A- La coutume comme cadre de dévolution du pouvoir traditionnel

La coutume est la norme qui est en premier mobilisée pour désigner le détenteur du pouvoir traditionnel chez les Bene. En d'autres termes, la dévolution du pouvoir chez les Bene est basée sur deux instances : la Coutume comme corpus des normes non écrites et le charisme des individus.

1- La coutume, première instance de dévolution du pouvoir chez les Bene

Chez les Bene, les règles coutumières constituent le substrat juridique qui régit les individus dans cet espace culturel. En d'autres termes, dans cette communauté, l'autorité est d'abord celle de l'Eternel d'hier, c'est-à-dire, celle des coutumes sanctifiées par leur validité immémoriale et par l'habitude enracinée en l'homme de les respecter. De cette coutume, il appert que les aînés sont foncièrement les bénéficiaires du pouvoir traditionnel. Un adage Béti le renchérit si bien en ces termes :« ntôl mon meyian m'esia » ; en d'autres termes, cela signifie que le fils aîné est considéré comme le dauphin de son père.

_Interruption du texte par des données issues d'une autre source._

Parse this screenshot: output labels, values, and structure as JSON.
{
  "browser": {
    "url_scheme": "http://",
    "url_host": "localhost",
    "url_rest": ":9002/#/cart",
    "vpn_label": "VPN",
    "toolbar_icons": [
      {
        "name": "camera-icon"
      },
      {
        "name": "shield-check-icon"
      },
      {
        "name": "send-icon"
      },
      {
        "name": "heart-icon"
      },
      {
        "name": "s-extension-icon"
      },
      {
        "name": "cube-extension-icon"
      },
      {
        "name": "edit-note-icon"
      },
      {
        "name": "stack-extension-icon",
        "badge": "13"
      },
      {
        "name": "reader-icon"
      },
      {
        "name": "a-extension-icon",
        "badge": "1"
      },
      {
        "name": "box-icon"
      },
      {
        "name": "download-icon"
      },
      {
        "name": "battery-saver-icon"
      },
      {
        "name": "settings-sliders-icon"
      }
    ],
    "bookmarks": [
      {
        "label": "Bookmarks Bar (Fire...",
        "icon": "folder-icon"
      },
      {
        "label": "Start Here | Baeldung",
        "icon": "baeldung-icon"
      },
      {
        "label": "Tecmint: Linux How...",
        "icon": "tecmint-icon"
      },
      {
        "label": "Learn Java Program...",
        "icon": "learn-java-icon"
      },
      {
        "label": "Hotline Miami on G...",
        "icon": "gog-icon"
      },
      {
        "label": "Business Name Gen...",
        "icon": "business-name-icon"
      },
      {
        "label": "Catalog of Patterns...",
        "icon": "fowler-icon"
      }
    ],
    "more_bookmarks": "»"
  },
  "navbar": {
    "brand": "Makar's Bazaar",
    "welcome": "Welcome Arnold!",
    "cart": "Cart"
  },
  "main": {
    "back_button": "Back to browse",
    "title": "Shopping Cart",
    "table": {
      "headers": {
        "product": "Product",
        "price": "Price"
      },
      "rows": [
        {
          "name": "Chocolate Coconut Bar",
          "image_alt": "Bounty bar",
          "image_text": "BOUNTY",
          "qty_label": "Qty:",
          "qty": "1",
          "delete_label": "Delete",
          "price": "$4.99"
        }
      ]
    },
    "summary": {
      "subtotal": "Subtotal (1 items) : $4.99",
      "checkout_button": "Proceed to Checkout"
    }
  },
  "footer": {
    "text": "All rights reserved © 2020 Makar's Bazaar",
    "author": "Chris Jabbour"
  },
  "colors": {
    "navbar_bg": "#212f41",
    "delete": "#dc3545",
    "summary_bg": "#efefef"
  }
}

Au demeurant, il en est plus de doute que chez les Bene comme dans l'ensemble du complexe Béti, que le pouvoir soit ancré autour du droit d'aînesse38(*), le Ntol ou le Nyamoro (l'aîné) est la clé de voûte en vertu du principe de la sagesse qui, chez les Béti, dépend d'un âge suffisamment avancé. Cependant, la prééminence de l'aîné dépend de celle du lignage aîné. L'aîné, pour gouverner, a besoin de la reconnaissance de son équité, ou son efficacité par les membres de son groupe ; en d'autres termes, tous ses pouvoirs lui sont reconnus de façon consensuelle,39(*) afin qu'il puisse exercer. A contrario, ce ne serait pas possible.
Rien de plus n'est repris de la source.